И Наткин голос слышался. Как же она кричала! В доме полно людей. Подходили, здоровались, пытались сказать что-то в поддержку, а он и вспомнить не может, кто такие. Взяли деньги на обряд, и вроде им больше ничего не нужно. Сделали всё честь по чести и разошлись. А ему ещё предстояло пережить, переварить, перемешать всё, что случилось.

Их связь с женой теперь была подобна соприкосновению замёрзших ладоней. Семья? Нет, это тёплое слово больше не подходило к их с Наткой отношениям! В тишине, окружённые отравленным горем воздухом, они просто существовали рядом.
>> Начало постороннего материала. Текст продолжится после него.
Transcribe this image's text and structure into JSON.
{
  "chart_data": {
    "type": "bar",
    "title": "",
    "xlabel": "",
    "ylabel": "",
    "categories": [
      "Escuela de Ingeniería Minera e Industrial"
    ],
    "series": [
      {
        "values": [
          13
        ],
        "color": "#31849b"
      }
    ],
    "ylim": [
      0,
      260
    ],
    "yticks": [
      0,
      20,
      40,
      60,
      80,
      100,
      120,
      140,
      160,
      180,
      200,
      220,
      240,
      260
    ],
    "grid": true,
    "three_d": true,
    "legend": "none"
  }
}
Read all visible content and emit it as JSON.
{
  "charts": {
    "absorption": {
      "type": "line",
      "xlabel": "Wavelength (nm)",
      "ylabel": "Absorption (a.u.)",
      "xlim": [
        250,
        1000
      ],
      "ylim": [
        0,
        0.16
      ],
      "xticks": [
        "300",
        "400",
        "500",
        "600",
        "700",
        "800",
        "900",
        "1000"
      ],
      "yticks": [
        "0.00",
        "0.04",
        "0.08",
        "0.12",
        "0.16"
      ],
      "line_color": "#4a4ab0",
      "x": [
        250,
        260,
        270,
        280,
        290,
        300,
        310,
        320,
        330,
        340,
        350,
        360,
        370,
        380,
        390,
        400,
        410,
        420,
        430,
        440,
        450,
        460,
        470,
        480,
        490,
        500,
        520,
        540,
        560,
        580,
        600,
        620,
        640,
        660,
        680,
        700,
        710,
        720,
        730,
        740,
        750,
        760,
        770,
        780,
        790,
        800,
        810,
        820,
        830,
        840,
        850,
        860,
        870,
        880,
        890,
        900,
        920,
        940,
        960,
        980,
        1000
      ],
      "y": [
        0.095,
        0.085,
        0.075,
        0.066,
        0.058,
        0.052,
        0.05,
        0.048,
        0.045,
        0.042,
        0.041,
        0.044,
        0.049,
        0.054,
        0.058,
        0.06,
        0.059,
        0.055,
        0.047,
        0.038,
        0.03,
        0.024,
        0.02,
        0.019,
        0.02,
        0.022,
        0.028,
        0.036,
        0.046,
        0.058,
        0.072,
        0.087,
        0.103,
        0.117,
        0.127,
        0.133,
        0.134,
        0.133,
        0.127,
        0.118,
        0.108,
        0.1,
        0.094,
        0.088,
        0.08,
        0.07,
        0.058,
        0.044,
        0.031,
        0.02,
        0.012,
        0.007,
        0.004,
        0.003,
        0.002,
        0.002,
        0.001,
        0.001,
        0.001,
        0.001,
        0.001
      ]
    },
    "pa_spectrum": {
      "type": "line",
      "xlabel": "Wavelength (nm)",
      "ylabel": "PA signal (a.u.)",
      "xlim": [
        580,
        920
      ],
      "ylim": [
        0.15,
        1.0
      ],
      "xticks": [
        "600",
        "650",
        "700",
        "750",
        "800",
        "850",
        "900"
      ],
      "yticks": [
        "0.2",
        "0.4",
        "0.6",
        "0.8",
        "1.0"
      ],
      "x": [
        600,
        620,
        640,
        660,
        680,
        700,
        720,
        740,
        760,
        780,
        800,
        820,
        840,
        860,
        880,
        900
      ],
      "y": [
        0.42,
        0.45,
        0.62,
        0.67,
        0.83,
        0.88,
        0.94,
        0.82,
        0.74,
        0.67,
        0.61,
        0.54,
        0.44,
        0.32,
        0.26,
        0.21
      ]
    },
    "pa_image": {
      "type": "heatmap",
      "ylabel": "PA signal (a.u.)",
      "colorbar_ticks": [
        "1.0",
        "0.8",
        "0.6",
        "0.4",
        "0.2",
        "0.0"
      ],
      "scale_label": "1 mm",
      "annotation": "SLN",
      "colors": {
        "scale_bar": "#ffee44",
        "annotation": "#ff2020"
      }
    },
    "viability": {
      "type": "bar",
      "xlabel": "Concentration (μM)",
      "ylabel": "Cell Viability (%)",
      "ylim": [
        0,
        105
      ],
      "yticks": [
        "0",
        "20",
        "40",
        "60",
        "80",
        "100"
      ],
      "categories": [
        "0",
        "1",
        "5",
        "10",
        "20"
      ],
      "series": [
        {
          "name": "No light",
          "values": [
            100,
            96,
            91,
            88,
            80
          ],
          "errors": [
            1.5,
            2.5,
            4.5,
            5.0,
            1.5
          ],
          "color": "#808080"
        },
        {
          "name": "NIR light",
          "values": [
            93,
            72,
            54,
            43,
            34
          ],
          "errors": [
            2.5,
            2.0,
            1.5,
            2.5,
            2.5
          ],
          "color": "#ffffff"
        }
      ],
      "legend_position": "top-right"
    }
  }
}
Опрокинуться бы в беспамятство, в благодатное забытьё!

Однажды ночью он проснулся от тишины. Взглянув на часы, понял, что проспал всего час. Натка долго плакала, ближе к рассвету затихла, прилегла. И теперь в соседней комнате царило безмолвие. Только на улице буянил ветер.
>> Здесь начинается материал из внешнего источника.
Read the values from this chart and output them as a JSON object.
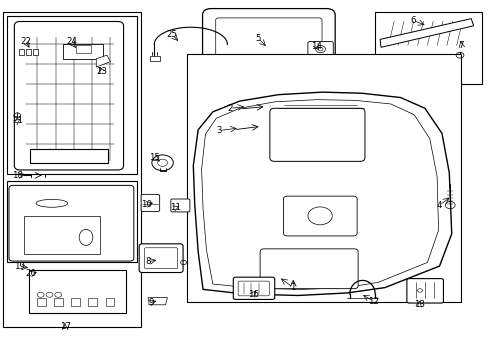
{
  "bg_color": "#ffffff",
  "line_color": "#000000",
  "label_color": "#000000",
  "fig_width": 4.89,
  "fig_height": 3.6,
  "dpi": 100,
  "label_positions": {
    "1": [
      0.6,
      0.2,
      0.57,
      0.23
    ],
    "2": [
      0.47,
      0.7,
      0.505,
      0.705
    ],
    "3": [
      0.448,
      0.638,
      0.49,
      0.645
    ],
    "4": [
      0.9,
      0.43,
      0.925,
      0.455
    ],
    "5": [
      0.528,
      0.895,
      0.548,
      0.868
    ],
    "6": [
      0.845,
      0.945,
      0.875,
      0.93
    ],
    "7": [
      0.945,
      0.875,
      0.942,
      0.895
    ],
    "8": [
      0.302,
      0.272,
      0.325,
      0.278
    ],
    "9": [
      0.308,
      0.158,
      0.325,
      0.165
    ],
    "10": [
      0.3,
      0.432,
      0.318,
      0.438
    ],
    "11": [
      0.358,
      0.422,
      0.372,
      0.43
    ],
    "12": [
      0.765,
      0.162,
      0.738,
      0.183
    ],
    "13": [
      0.858,
      0.152,
      0.862,
      0.172
    ],
    "14": [
      0.648,
      0.872,
      0.655,
      0.855
    ],
    "15": [
      0.315,
      0.562,
      0.332,
      0.548
    ],
    "16": [
      0.518,
      0.182,
      0.528,
      0.198
    ],
    "17": [
      0.132,
      0.092,
      0.132,
      0.108
    ],
    "18": [
      0.035,
      0.512,
      0.055,
      0.518
    ],
    "19": [
      0.038,
      0.258,
      0.062,
      0.255
    ],
    "20": [
      0.062,
      0.238,
      0.08,
      0.245
    ],
    "21": [
      0.035,
      0.665,
      0.045,
      0.675
    ],
    "22": [
      0.052,
      0.885,
      0.062,
      0.862
    ],
    "23": [
      0.208,
      0.802,
      0.198,
      0.822
    ],
    "24": [
      0.145,
      0.885,
      0.158,
      0.862
    ],
    "25": [
      0.352,
      0.905,
      0.368,
      0.882
    ]
  }
}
Он старался делать всё как можно тише, но… Натка вышла к нему в белой ночной рубашке, похудевшая, подурневшая, бледная как призрак. Спросонок её голос звучал тихо и хрипло:

– Ты чего?

– Я ухожу. Попробую жить по-другому.

– С другой? – бросила ему Натка, когда он уже стоял в дверях. – Такие как ты неинтересны женщинам, потому что не способны их понять. Женщина никогда не полюбит такого как ты!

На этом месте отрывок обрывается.